Area 3 - Data Management and Quality

Nr: 8

A Data Quality Model for Machine Learning Driven Remote Health Care Services


Mandana Omidbakhsh and Khashayar Khorasani

Abstract: With the rise of IoT devices combined with application of machine learning techniques, healthcare sector can benefit highly from autonomous, trustworthy, reliable and timely services for diagnosis, prognosis and monitoring of patients in remote communities. IoT sensors/medical devices generally generate large data sets, though are required to be validated for training purposes of machine leaning models in distributed edge cloud infrastructures for the application in remote communities. Machine learning driven remote healthcare systems rely heavily on the quality of data; any malfunction or failure in the measurement system can jeopardize the quality of the sensing data and consequently result in poor critical decision-making. However, there is no exhaustive data quality model to ensure the delivery of effective healthcare management, reliable and safe communication and efficient resource management for remote services. In this work, we first review the quality characteristics of big data for machine learning algorithms on edge cloud computing systems that provide remarkable extent of data security and privacy.
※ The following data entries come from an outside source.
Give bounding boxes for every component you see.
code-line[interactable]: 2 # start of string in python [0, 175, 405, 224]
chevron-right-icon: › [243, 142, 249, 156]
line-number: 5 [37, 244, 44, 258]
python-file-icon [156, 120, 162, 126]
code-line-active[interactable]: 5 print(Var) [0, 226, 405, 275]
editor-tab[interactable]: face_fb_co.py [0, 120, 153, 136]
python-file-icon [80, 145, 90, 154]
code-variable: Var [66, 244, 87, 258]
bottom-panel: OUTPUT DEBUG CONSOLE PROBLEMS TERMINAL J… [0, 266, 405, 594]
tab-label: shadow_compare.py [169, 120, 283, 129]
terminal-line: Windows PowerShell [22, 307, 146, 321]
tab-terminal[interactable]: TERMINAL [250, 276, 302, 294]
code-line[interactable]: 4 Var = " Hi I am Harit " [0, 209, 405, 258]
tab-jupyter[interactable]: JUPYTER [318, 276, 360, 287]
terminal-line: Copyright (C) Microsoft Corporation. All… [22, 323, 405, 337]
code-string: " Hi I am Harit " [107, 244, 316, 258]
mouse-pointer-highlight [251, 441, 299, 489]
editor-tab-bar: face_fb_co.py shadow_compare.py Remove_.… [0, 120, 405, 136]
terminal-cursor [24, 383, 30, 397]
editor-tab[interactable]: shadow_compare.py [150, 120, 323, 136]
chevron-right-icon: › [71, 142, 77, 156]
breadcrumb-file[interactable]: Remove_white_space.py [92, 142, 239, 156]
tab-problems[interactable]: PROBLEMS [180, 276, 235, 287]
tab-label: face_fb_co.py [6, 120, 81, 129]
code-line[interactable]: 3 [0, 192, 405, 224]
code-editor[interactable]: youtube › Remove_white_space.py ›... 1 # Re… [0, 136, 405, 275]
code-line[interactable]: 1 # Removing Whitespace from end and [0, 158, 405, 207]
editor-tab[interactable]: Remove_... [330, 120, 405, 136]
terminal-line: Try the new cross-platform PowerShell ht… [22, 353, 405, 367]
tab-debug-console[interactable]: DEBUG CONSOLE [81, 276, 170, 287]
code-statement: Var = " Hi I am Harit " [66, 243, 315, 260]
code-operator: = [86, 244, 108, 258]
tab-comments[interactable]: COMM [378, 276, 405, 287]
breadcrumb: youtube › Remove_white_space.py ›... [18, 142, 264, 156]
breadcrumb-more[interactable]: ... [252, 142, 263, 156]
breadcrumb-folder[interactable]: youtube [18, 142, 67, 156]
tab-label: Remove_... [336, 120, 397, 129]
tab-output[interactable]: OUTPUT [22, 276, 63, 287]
Then, we propose a data quality model in which both objective and subjective characteristics appropriately associated with the health care services for remote communities are considered. The former includes effectiveness, reliability and autonomy; and the latter refers to ease of use, understandability and discretionary. Eventually, we will evaluate our proposed data quality model for machine learning on edge infrastructures by several case studies.